Des milliers. Volpy rachète désormais des milliers de téléphones par mois à des particuliers dans toute la France et leur offre une seconde vie. Même pendant la saison la plus creuse. Et ce volume croît constamment, de manière exponentielle.

Voilà où nous en sommes aujourd’hui de notre aventure osée, entamée il y a déjà cinq ans sur une profession de foi un peu utopique : contribuer à l’essor des smartphones reconditionnés en rendant enfin attractive la revente de son terminal par chacun. Trop peu d’entre nous revendaient alors leur vieux téléphone, trop peu le revendent encore même si cela rentre progressivement dans les mœurs.

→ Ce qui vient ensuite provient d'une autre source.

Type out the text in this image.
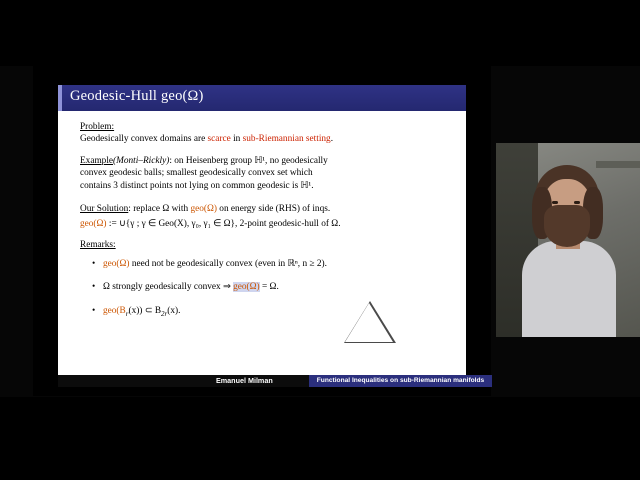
Geodesic-Hull geo(Ω)
Problem:
Geodesically convex domains are scarce in sub-Riemannian setting.
Example(Monti–Rickly): on Heisenberg group ℍ¹, no geodesically
convex geodesic balls; smallest geodesically convex set which
contains 3 distinct points not lying on common geodesic is ℍ¹.
Our Solution: replace Ω with geo(Ω) on energy side (RHS) of inqs.
geo(Ω) := ∪{γ ; γ ∈ Geo(X), γ₀, γ₁ ∈ Ω}, 2-point geodesic-hull of Ω.
Remarks:
• geo(Ω) need not be geodesically convex (even in ℝⁿ, n ≥ 2).
• Ω strongly geodesically convex ⇒ geo(Ω) = Ω.
• $geo(B_r(x))$ ⊂ $B_{2r}(x)$.
Emanuel Milman	Functional Inequalities on sub-Riemannian manifolds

Et porter ce projet universel depuis Bastia, sur une terre où entreprendre dans le numérique est plus dur qu’ailleurs, où les moyens sont plus rares mais où le défi est plus beau comme le célèbre notre équipe de 20 salariés chaque jour.

« Notre impact se massifie »

Après des années de travail acharné, de piratages malveillants, une croissance exponentielle de notre chiffre qui s’est brisée sur la crise sanitaire, nous en arrivons à un stade où notre impact se massifie. Cela a nécessité son lot de remises en cause : nous avons changé notre technologie et basculé l’essentiel de notre plateforme sur une progressive web app, même si nous conservons notre application historique. Nous avons retravaillé nos leviers d’acquisition et divisé par 8 notre CAC, démultiplié notre marge. Notre modèle a été assaini et la rentabilité est en vue.

Notre équipe porte ce projet avec un enthousiasme constant et une opiniâtreté que les circonstances adverses n’ont pu entamer. Le partage avec chaque membre par un mécanisme d’association de type BSPCE, les formations diplômantes pour tous ceux qui le souhaitent, l’aménagement libre du temps de travail, l’absence de structure hiérarchique contraignante, les partenariats avec l’Université où nous recrutons chaque année des apprentis nous ont permis de trouver le juste dosage.

« Savoir se retourner sur le parcours accompli »

Les enjeux restent majeurs, les risques aussi mais il faut aussi savoir se retourner avec satisfaction sur le parcours accompli. Et réaffirmer notre conviction que l’on peut édifier un circuit d’économie circulaire qui existe, qui fonctionne loin des imprécations, des espoirs creux et des défaitismes. Une économie circulaire qui ne demande pas de sacrifices supplémentaires, mais une action pragmatique qui prodigue plus de satisfaction à chacun que l’économie des oligopoles asséchant les portefeuilles et les ressources de la planète.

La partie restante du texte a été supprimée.